For those with a bigger budget, Glentree is leasing a six-bedroom detached house in Kenwood, north London, for £12,000 a week. The property has an indoor pool, gym, home cinema and family room.

The rising market for rental properties in UK cities is also providing an opening for investors. Savills estimates that by 2018 one in five households will be privately rented, an increase that will necessitate an extra £200bn of funding. According to Savills, a large proportion of this money is expected to come from insurance companies and pension and investment funds (which could treat large-scale rental developments as an asset class on the lines of the commercial property they buy today).

Grainne Gilmore, head of UK residential research at Knight Frank, says such institutional investment will have an effect on the quality of lease property. This could, she says, make it a more attractive option for older renters looking for a buying alternative.

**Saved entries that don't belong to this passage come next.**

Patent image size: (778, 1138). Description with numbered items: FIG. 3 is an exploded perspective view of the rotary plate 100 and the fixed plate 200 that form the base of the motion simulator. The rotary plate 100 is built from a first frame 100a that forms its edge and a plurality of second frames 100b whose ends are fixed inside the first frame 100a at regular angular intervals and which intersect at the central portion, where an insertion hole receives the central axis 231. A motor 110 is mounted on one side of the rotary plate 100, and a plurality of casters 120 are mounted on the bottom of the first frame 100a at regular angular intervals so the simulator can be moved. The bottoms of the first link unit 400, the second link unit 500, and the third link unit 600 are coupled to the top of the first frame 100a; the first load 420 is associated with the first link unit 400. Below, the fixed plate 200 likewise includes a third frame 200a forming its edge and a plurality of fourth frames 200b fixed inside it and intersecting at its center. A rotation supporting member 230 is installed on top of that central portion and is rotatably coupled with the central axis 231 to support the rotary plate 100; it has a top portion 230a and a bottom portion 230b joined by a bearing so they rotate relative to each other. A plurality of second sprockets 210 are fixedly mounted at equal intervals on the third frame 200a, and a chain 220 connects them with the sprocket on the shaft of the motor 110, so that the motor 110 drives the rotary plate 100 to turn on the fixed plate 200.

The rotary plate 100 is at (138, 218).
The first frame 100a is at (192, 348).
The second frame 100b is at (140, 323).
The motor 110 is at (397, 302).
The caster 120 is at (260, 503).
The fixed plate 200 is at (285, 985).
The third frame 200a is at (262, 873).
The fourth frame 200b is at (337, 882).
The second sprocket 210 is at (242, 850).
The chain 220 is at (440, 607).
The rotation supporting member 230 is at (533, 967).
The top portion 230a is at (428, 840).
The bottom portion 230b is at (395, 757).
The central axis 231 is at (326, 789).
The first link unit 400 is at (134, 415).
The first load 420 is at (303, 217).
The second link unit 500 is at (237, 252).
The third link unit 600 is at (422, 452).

Yet with the government’s £3.5bn extension to the Help-to-Buy scheme due to take effect in January next year, are such optimistic rental market projections somewhat over-baked?

“There could be pockets of the capital, especially in the outer boroughs, where the easing in credit constraints for potential homebuyers could marginally depress demand for rental property,” says Gilmore. “But affordability will remain a key issue for many – it won’t have a detrimental effect on the rental market.”

Tim Van der Schyff, lettings director of John D Wood & Co, thinks the rise in older renters is not limited to would-be first-time buyers in their mid-to-late thirties. “Some retirees are choosing to rent a country cottage and a pied-à-terre in London so they can have the best of both worlds, and they sell their homes to do this,” he says.

After selling his house in Belsize Park, northwest London, for £1.25m, Philip Turner, an 84-year-old retired antiques dealer, decided against reinvesting the money. “I didn’t want the worry of owning a property,” says Turner, “so I found a lovely [four-bedroom] Victorian house to rent in Islington [for £1,250 a week].” Unfortunately for Turner, he has come up against a dilemma all renters fear: the owners of the property have decided to move back in.

Still, a recent survey by Rightmove showed home ownership remains the tenure of choice, with 96 per cent of those not yet on the ladder dreaming of owning their home one day and 69 per cent saying they would never stop trying. Many, however, are unlikely to realise their dream: although 57 per cent are saving for a deposit, of those only 19 per cent are on course to raise the money. Thus older renters in the capital may be stuck renting more out of necessity than design.